4. The compute_temp analysis
The compute_temp analysis generates the temporal connectivity matrix (TCM) and its inverse. The TCM is the similarity matrix between the original points. The TCM_inv matrix is the inverse of the TCM matrix, representing the dissimilarity of original points. Those matrices can be used as input for other analysis or visualization.

You can observe that each datapoint from the original dataset is similar to the other points in the neighborhood. The compute_temp analysis is useful to understand the similarity between the original points and how they are connected in the Mapper graph.
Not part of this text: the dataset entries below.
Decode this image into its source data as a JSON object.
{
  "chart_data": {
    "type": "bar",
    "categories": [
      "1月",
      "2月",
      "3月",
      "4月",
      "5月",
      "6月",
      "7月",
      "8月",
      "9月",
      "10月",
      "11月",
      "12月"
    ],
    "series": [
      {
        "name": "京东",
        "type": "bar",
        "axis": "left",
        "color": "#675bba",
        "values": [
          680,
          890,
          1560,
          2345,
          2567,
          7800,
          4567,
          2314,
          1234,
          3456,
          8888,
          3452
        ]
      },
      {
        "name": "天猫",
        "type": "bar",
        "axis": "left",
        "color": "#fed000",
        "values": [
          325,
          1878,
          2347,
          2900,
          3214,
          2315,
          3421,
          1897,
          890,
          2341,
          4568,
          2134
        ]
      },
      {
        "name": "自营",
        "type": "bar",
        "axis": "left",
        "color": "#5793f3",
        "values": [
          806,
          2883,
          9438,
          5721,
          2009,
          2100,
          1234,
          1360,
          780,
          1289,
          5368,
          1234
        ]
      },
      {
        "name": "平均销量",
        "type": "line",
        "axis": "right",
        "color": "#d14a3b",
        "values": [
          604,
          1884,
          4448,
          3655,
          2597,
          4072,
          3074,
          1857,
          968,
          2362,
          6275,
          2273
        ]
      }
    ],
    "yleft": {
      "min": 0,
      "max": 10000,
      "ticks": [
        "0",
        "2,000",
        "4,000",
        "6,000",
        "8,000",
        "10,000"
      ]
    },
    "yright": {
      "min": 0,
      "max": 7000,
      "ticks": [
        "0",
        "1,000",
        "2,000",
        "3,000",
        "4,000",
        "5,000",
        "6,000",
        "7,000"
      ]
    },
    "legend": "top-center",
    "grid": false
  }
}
Step 6: Advanced Mapper configurations
Similarly, you could run the advanced Mapper configuration file mappers_adv.json.
ARGS="cohort_csv='`pwd`/tutorials/tutorial2/cohort.csv';"
ARGS="$ARGS config_path='`pwd`/tutorials/tutorial2/mappers_adv.json';"
ARGS="$ARGS output_dir='`pwd`/results/tutorial2_mappers_adv';"
ARGS="$ARGS data_root='`pwd`';"
matlab -nodesktop -r "$ARGS run('code/analysis/run_main.m')"
Running the above command:
./tutorials/tutorial2/run_mappers_adv.sh
# Output:
# ...
# Total mapper errors: 0
The results will be stored in the results/tutorial2_mappers_adv/ directory. You can explore the results as we did before.